Everywhere I have gone, the teams have been really welcoming and have done everything possible to integrate me into their close-knit core team, ease me into the role, and set me up for success.

Across Manitoba, that sense of community extends well beyond the walls of the hospital. My partner calls it “Pride in Place”, meaning that across Manitoba, there’s a real sense of working together and celebrating each other. It may sound corny, but in my experience, the handle “Friendly Manitoba”, is very well deserved.

I was drawn to nursing because of the holistic approach to care. I wanted to help people through their health situations, comfort them, and support them as they navigate resources in their community.

I spent the first five years of my nursing career at HSC Adult Emergency, which helped me gain the skills and experience I need to care for a diverse patient population. It has really shaped me into the nurse I am today – I am able to manage many different fast-paced and acute situations.

Yet I’ve always been interested in working in northern Manitoba, as meeting people where they’re at in their home communities seemed very rewarding to me. So, when I heard about the Provincial Nursing Float Pool, it seemed like the perfect opportunity.

It has been such a privilege to be welcomed into different communities and health care teams to share the knowledge I’ve gained over the years. I feel like I’m able to provide that more holistic care when I’m working in northern Manitoba. The pace is a bit slower than it is in Winnipeg, so I have more time to build relationships with my patients.

I recently cared for a mother and her young infant. Her child was sick, and you could just see the terror and distress in the mother’s eyes.

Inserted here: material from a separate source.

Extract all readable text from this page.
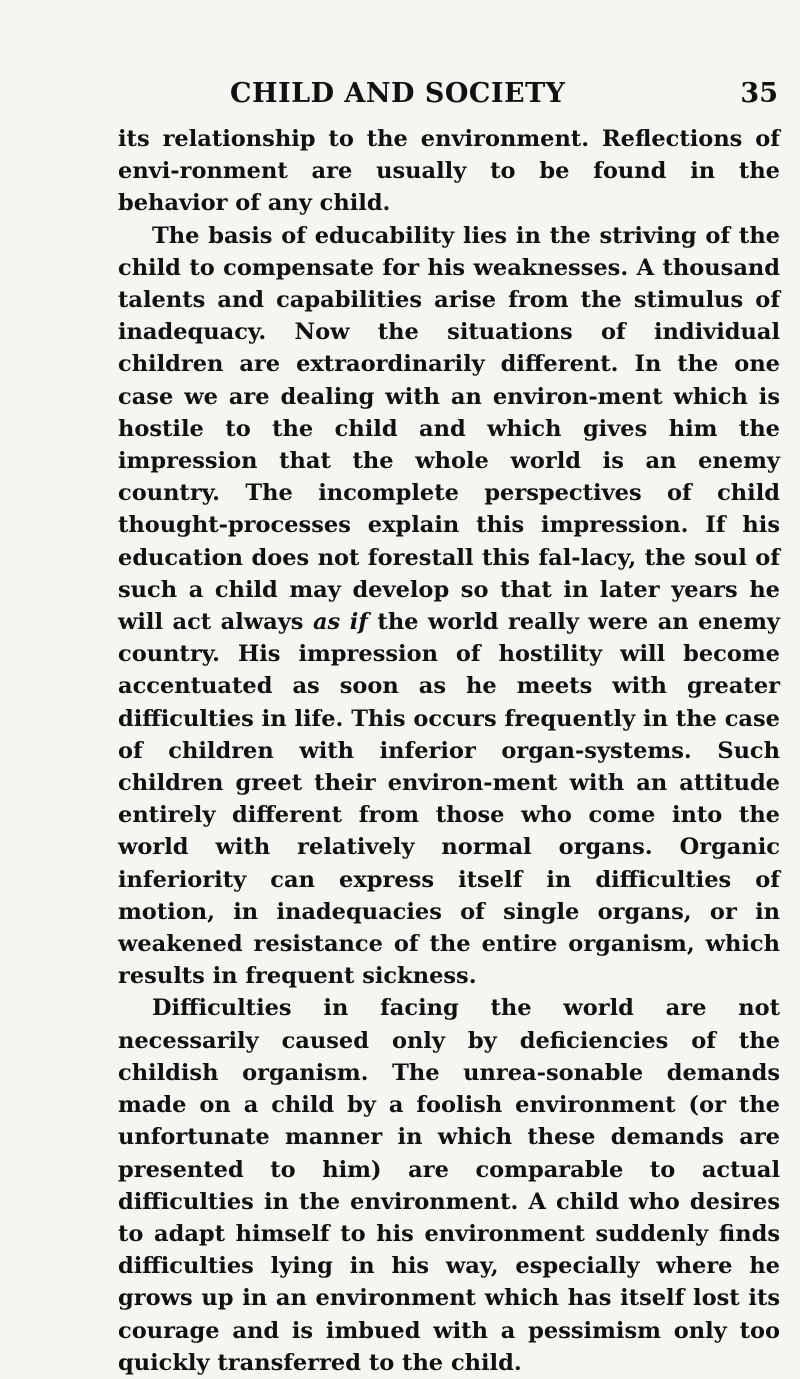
CHILD AND SOCIETY	35

its relationship to the environment. Reflections of envi-ronment are usually to be found in the behavior of any child.

The basis of educability lies in the striving of the child to compensate for his weaknesses. A thousand talents and capabilities arise from the stimulus of inadequacy. Now the situations of individual children are extraordinarily different. In the one case we are dealing with an environ-ment which is hostile to the child and which gives him the impression that the whole world is an enemy country. The incomplete perspectives of child thought-processes explain this impression. If his education does not forestall this fal-lacy, the soul of such a child may develop so that in later years he will act always as if the world really were an enemy country. His impression of hostility will become accentuated as soon as he meets with greater difficulties in life. This occurs frequently in the case of children with inferior organ-systems. Such children greet their environ-ment with an attitude entirely different from those who come into the world with relatively normal organs. Organic inferiority can express itself in difficulties of motion, in inadequacies of single organs, or in weakened resistance of the entire organism, which results in frequent sickness.

Difficulties in facing the world are not necessarily caused only by deficiencies of the childish organism. The unrea-sonable demands made on a child by a foolish environment (or the unfortunate manner in which these demands are presented to him) are comparable to actual difficulties in the environment. A child who desires to adapt himself to his environment suddenly finds difficulties lying in his way, especially where he grows up in an environment which has itself lost its courage and is imbued with a pessimism only too quickly transferred to the child.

It was so fulfilling to be able to sit with her, listen to her concerns, and answer her questions — something that is less possible in a larger urban hospital.

The Provincial Nursing Float Pool has the flexibility of working for an agency with all the benefits of being a staff nurse. I’m in control of where and when I want to work, but I can still contribute to a pension and earn evening and weekend premiums. Plus, I get to explore the natural beauty of northern Manitoba on my days off. It’s a win-win situation.

“I was born and raised in northern Manitoba. When I left home to train as a nurse in Winnipeg I thought I might travel to work elsewhere but after I graduated, I came home.

I’ve been a nurse for 28 years. I think working up here you get a broader nursing experience than you would many other places. You have an opportunity to handle a wide variety of cases, and it’s really interesting work.

I work in maternity but because it’s a smaller facility, we don’t just work in one area, we’re cross-trained to work in all of them. In my case, I can work in labour and delivery, obstetrical triage, pre and post-partum care, and also in the nursery where we manage intermediate care and sometimes higher risk babies. I’ve been fortunate to be able to work in all of these areas throughout my career.

The opportunity to work in the north gives you exposure to a lot of different scenarios. It’s such a great experience and you’re never alone to figure things out. The team up here has your back and there’s always someone to help or talk you through a particular case.

We are a close-knit group, not only with our nursing colleagues but with the physicians, dietician, housekeeping and so on. It’s a community.

For nurses who come to join our team, either for a few shifts or who decide to come back regularly, it’s a really welcoming environment. For those of us who are from here, we want you to love our home town so it’s not unusual for visiting nurses to be invited out for after-work activities. There’s something to be said for northern hospitality! The north is my home and I love it up here.

My family loves the outdoors and the north offers endless adventure just minutes from town. In the summer, there are nearby locations great for camping and fishing. There are a lot of good trails for hiking or ATV’ing. And in the winter, we bundle up to snowmobile, ice fish, or even hit the slopes at the nearby ski hill!

The north is my home and I love it up here.”

– Shannon Lindstrom, Nurse, Thompson, Man.